La relation la plus importante est celle qui l'unit à Dorian Gray. Basil dit l'aimer intensément et reconnaît avoir mis dans le portrait quelque chose de son idolâtrie artistique et de son secret intérieur. Dorian est pour lui à la fois un modèle, une source d'inspiration et presque une obsession. Il le juge beau, simple et précieux, et redoute que lord Henry ne le corrompe. Cette relation est faite d'admiration, d'attachement exclusif et de dépendance affective, ce qui la rend fragile et tragique.
Avec lord Henry Wotton, Basil entretient une amitié ancienne, mais conflictuelle. Il le connaît bien, l'appelle Harry, et supporte ses paradoxes avec difficulté. Basil critique son cynisme, sa pose, son influence mauvaise, tandis que lord Henry se moque de son sérieux et de sa sincérité morale. Entre eux, Basil joue souvent le rôle de celui qui résiste, s'inquiète et met des limites. Leur opposition est claire : Basil défend la profondeur du sentiment et de l'art, là où Henry privilégie l'esprit, le jeu et l'influence.
Basil se définit par la sensibilité, la pudeur et une forme de droiture morale. Il refuse l'exhibition de son portrait par crainte de dévoiler son âme, ce qui montre à la fois sa réserve et sa conscience aiguë de lui-même. Il est sincère, scrupuleux, loyal en amitié, et son regard sur Dorian est empreint d'une véritable tendresse. Contrairement à lord Henry, il croit au poids moral des actes et au danger des influences. Il est aussi un artiste pour qui l'œuvre doit contenir de la beauté, non de l'autobiographie trop visible.
Mais Basil est loin d'être sans failles. Son amour pour Dorian tourne à l'idolâtrie et l'aveugle en partie sur la réalité du jeune homme. Il est possessif, inquiet, jaloux, parfois faible face à son propre attachement. Il parle volontiers de son secret, puis se rétracte; il veut protéger Dorian, mais ne sait pas comment le sauver. Cette tension entre pureté morale et passion personnelle fait de lui un personnage profondément humain, vulnérable et tragique.
Basil évolue peu dans sa nature profonde, mais son rôle se transforme nettement. D'abord artiste admiratif et confiant, il devient peu à peu une conscience alarmée qui observe la métamorphose de Dorian avec effroi. Il tente de le rappeler à la morale, puis découvre l'abîme de corruption inscrit dans le portrait. Cette progression va de l'admiration à l'horreur, puis à la lucidité tragique. Sa dernière scène le montre encore fidèle à son désir de vérité, mais cette vérité conduit à sa mort.

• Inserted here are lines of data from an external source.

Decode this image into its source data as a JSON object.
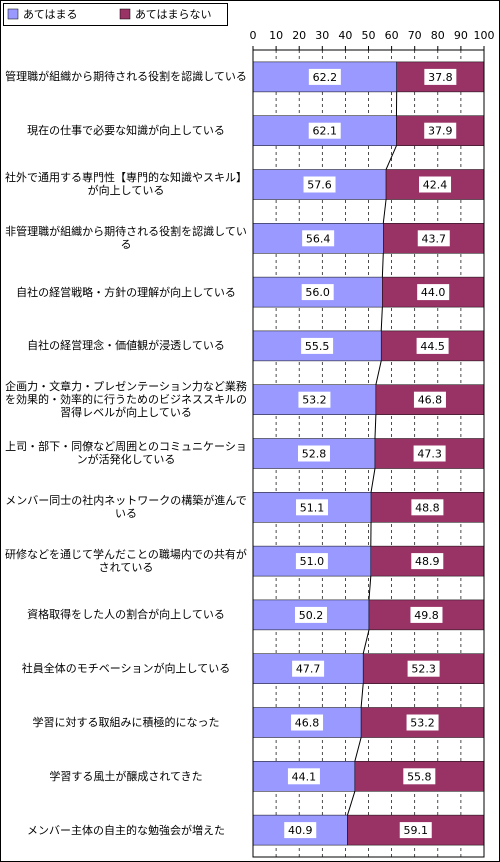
{
  "chart_data": {
    "type": "stacked-bar-horizontal",
    "categories": [
      "管理職が組織から期待される役割を認識している",
      "現在の仕事で必要な知識が向上している",
      "社外で通用する専門性【専門的な知識やスキル】が向上している",
      "非管理職が組織から期待される役割を認識している",
      "自社の経営戦略・方針の理解が向上している",
      "自社の経営理念・価値観が浸透している",
      "企画力・文章力・プレゼンテーション力など業務を効果的・効率的に行うためのビジネススキルの習得レベルが向上している",
      "上司・部下・同僚など周囲とのコミュニケーションが活発化している",
      "メンバー同士の社内ネットワークの構築が進んでいる",
      "研修などを通じて学んだことの職場内での共有がされている",
      "資格取得をした人の割合が向上している",
      "社員全体のモチベーションが向上している",
      "学習に対する取組みに積極的になった",
      "学習する風土が醸成されてきた",
      "メンバー主体の自主的な勉強会が増えた"
    ],
    "series": [
      {
        "name": "あてはまる",
        "color": "#9999ff",
        "values": [
          62.2,
          62.1,
          57.6,
          56.4,
          56.0,
          55.5,
          53.2,
          52.8,
          51.1,
          51.0,
          50.2,
          47.7,
          46.8,
          44.1,
          40.9
        ],
        "value_labels": [
          "62.2",
          "62.1",
          "57.6",
          "56.4",
          "56.0",
          "55.5",
          "53.2",
          "52.8",
          "51.1",
          "51.0",
          "50.2",
          "47.7",
          "46.8",
          "44.1",
          "40.9"
        ]
      },
      {
        "name": "あてはまらない",
        "color": "#993366",
        "values": [
          37.8,
          37.9,
          42.4,
          43.7,
          44.0,
          44.5,
          46.8,
          47.3,
          48.8,
          48.9,
          49.8,
          52.3,
          53.2,
          55.8,
          59.1
        ],
        "value_labels": [
          "37.8",
          "37.9",
          "42.4",
          "43.7",
          "44.0",
          "44.5",
          "46.8",
          "47.3",
          "48.8",
          "48.9",
          "49.8",
          "52.3",
          "53.2",
          "55.8",
          "59.1"
        ]
      }
    ],
    "xlim": [
      0,
      100
    ],
    "xticks": [
      0,
      10,
      20,
      30,
      40,
      50,
      60,
      70,
      80,
      90,
      100
    ],
    "grid": true,
    "legend": "top-left"
  }
}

Basil Hallward symbolise la conscience morale de l'artiste et, plus largement, la part de sincérité que le roman oppose aux séductions du cynisme. Il incarne aussi une idée de l'art comme révélation de l'âme, mais un art menacé par le secret, la passion et la projection de soi. À travers lui, le roman interroge la responsabilité du créateur : Basil a donné naissance à l'image qui reflète la faute, mais il n'a pas su mesurer le danger de son attachement. Il révèle ainsi la fragilité de la beauté quand elle est séparée de la morale, et la violence possible du désir de posséder ce que l'on admire.